Q: How have you seen theatre change during your career?
A: "I am exorbitantly unobservant, and hence disinterested in theatre as a culture... I do enjoy writing plays and watching plays and thinking about the possibilities they have. But I don't think of theatre as a text. I think of it as an event.
"Perhaps due to the economic downturn there has been a cultural sea-change in British theatre. One manifestation of that has been that three-quarters of the stage is dedicated to musicals.
"People realized that you can make a lot of money from a successful musical. I think that the institution for straight theatre is shrinking, except for a handful of plays that go against the grain."

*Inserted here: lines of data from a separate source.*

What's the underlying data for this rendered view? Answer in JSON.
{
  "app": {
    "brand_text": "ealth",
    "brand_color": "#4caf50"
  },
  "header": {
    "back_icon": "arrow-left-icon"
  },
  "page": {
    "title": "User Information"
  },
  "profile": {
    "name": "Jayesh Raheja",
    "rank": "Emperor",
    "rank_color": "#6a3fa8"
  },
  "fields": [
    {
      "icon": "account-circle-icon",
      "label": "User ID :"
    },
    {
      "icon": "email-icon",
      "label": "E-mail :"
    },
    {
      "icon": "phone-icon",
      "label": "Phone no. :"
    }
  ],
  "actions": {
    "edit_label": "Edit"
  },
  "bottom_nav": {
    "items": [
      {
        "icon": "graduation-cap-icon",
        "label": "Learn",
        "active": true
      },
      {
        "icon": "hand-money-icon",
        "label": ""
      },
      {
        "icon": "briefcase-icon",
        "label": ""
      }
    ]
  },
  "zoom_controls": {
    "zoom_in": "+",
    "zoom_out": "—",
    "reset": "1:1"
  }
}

Q: How did you get involved with Shakespeare in Love?
A: "I had an arrangement with the film company, Universal Studios, to choose a couple of things to write over a few years, something like that, and so they asked me to have a look at the things they had in development.
"One was a screenplay, Shakespeare in Love, and they asked me to work on it... I didn't really wish to adapt it, but once I started, I became totally involved.
"The credit has to be give to Marc (Norman) for coming up with the idea of a young Shakespeare who falls in love."
Q: Was there ever the temptation to only write films?
A: "All of my scripts are based on other people's novels. Generally I consider myself as one who writes for theatre. I do not see film work as a continuation of writing for theatre. It is more of an interruption of the writing process.
"I have read so many appalling (film) scripts. There are not enough good scripts to go around. The ability to write a script is different from the idea of a script."